Là-dessus, voilà que l'inventeur de Chalon-sur-Saône entre en relation, par l'intermédiaire de son opticien, avec un fantasque décorateur de théâtre parisien, Louis Daguerre.
De vingt-deux ans plus jeune, celui-ci utilise habilement les ressources de la chambre noire dans ses arrangements théâtraux.
Il perçoit tout l'intérêt commercial du procédé de fixation des images de Niépce et le convainc de signer un contrat d'association en 1829. Voilà réunies les deux techniques à la base de la photographie !
Un héritage fécond
La mort brutale de Niépce, le 5 juillet 1833, ne met pas fin à l'aventure dont le rythme va même s'accélérer : Daguerre réussit avec des produits ad hoc à ramener les temps de pose à quelques minutes et conçoit en 1837 un appareil de prise de vues qu'il baptise avec modestie « daguerréotype ».
Comme il manque d'argent mais pas d'entregent, il convainc l'astronome François Arago (53 ans) de soutenir son projet. Celui-ci s'empresse de jouer de son influence pour pousser l'État à se rendre acquéreur de l'invention puis à « en doter libéralement le monde entier », lors de la séance historique du 19 août 1839.
La France du « roi-bourgeois » Louis-Philippe Ier prend ainsi l'Anglerre de vitesse. Celle-ci ne relâche pas pour autant ses efforts.

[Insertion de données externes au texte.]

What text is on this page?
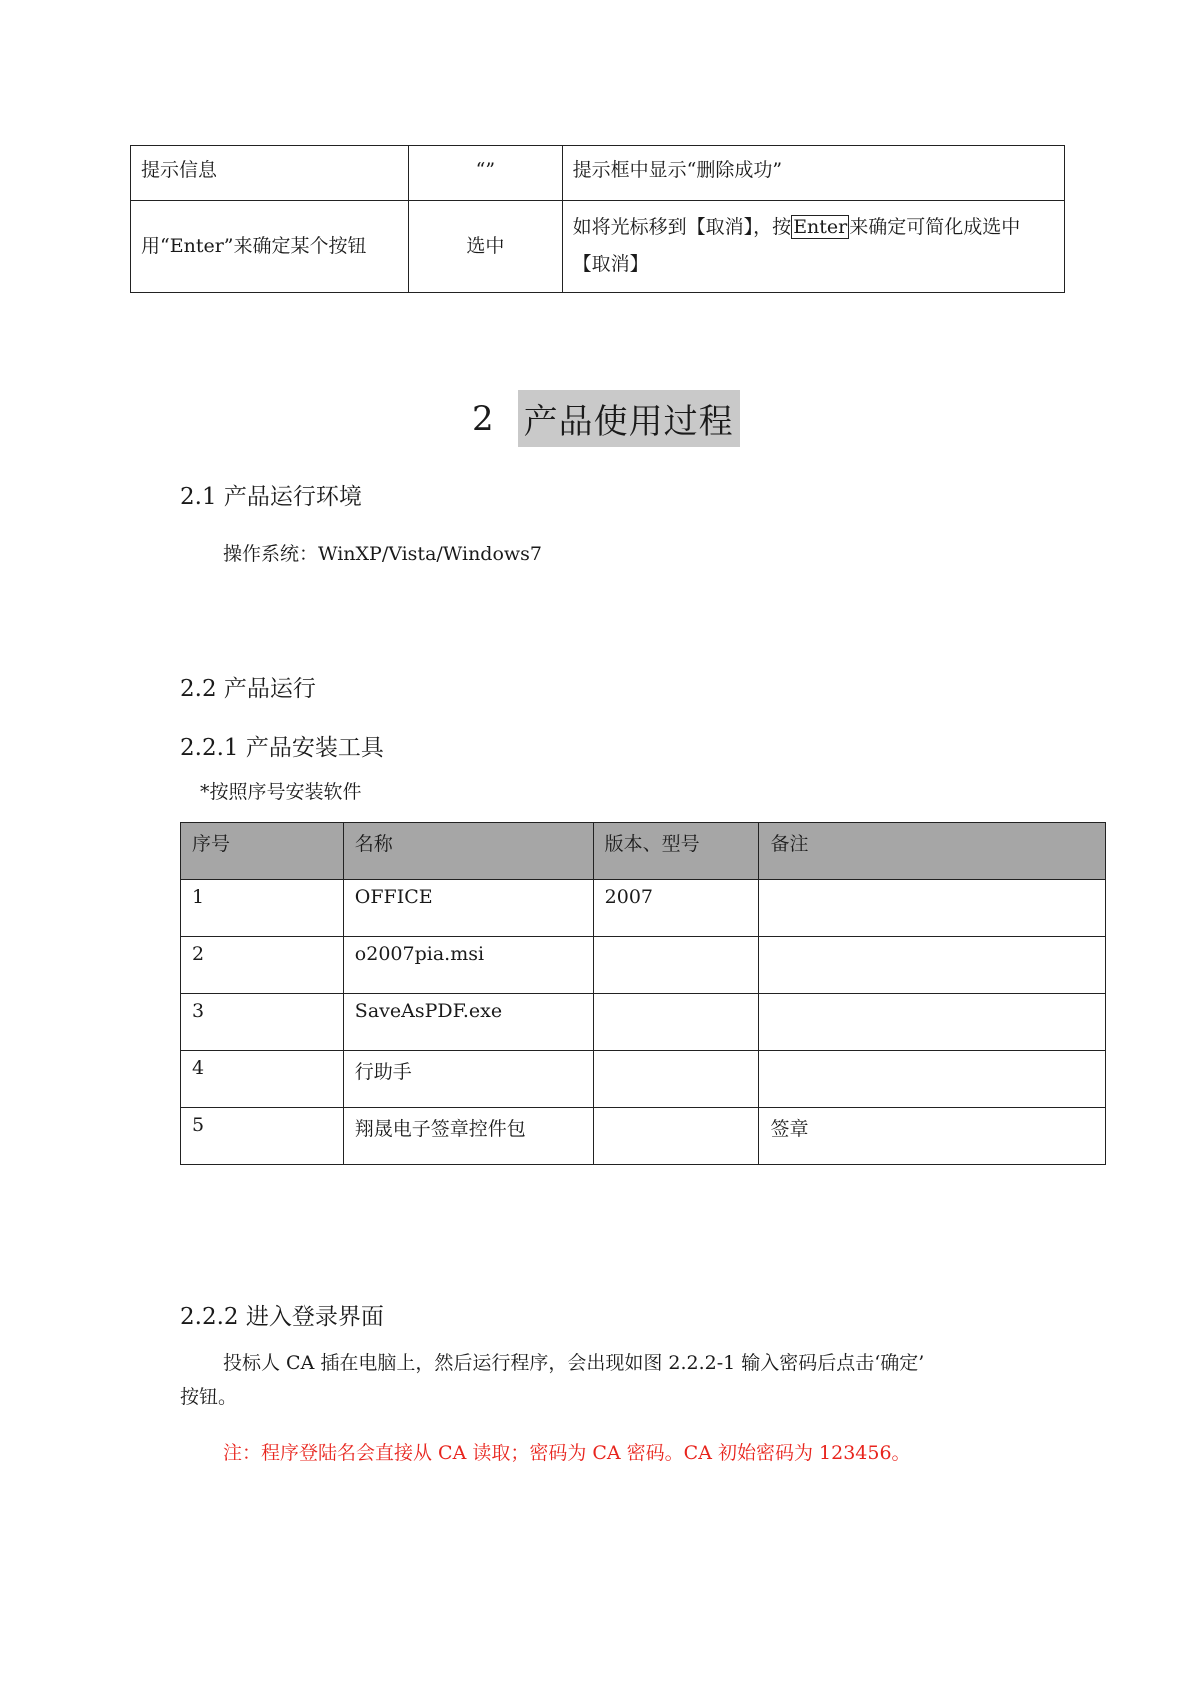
提示信息	“”	提示框中显示“删除成功”
用“Enter”来确定某个按钮	选中	如将光标移到【取消】，按 Enter 来确定可简化成选中【取消】
2 产品使用过程
2.1 产品运行环境
操作系统：WinXP/Vista/Windows7
2.2 产品运行
2.2.1 产品安装工具
*按照序号安装软件
序号	名称	版本、型号	备注
1	OFFICE	2007	
2	o2007pia.msi		
3	SaveAsPDF.exe		
4	行助手		
5	翔晟电子签章控件包		签章
2.2.2 进入登录界面
投标人 CA 插在电脑上，然后运行程序，会出现如图 2.2.2-1 输入密码后点击‘确定’
按钮。
注：程序登陆名会直接从 CA 读取；密码为 CA 密码。CA 初始密码为 123456。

Fox Talbot (1800-1877), qui était en concurrence avec Niépce, met au point en 1841 un procédé permettant de multiplier les épreuves positives à partir d'un négatif intermédiaire. Celui-ci est obtenu sur un papier au chlorure d’argent rendu translucide avec de la cire. L'image est révélée avec une solution de nitrate d'argent chimique. Dans le même temps, un autre Anglais, John Herschell, met au point un procédé de fixation de l'image avec une solution d'hypochlorite de soude.
John Herschell baptise le procédé photography ou photographie (du grec phos, « lumière », et graphê, « écriture ») et ce terme va rapidement s'imposer dans toutes les langues du monde, en lieu et place de l'héliographie de Niépce (du grec helios, « soleil »).
En attendant, le succès du daguerréotype est immédiat et phénoménal. Dès 1841, le physicien Hippolyte Fizeau a l'idée de remplacer l'iodure d'argent par le bromure d'argent dont la sensibilité à la lumière est supérieure. Le temps de pose n'est plus dès lors que de quelques secondes et il devient possible de réaliser des portraits. Le daguerréotype prend vite la place des portraits en miniature dans les salons des familles bourgeoises.
Sources
On peut se reporter au site internet très complet Maison Nicéphore Niépce. Ce site est animé par le photographe Pierre-Yves Mahé, à l'origine de l'École internationale de photographie de Paris Spéos et par ailleurs découvreur de la maison de Saint-Loup-de-Varennes (Saône-et-Loire) où Niépce réalisa ses premières héliographies (plus tard rebaptisées photographies).
Toute la correspondance de Nicéphore Niépce a été rassemblée dans un ouvrage de 1 600 pages rédigé par Manuel Bonnet, descendant de Nicéphore Niépce, et Jean-Louis Marignier, chercheur au CNRS. Financé par Spéos, cet ouvrage est entièrement disponible en ligne sous le titre Niépce, Correspondance et Papiers (éditions Maison Nicéphore Niépce).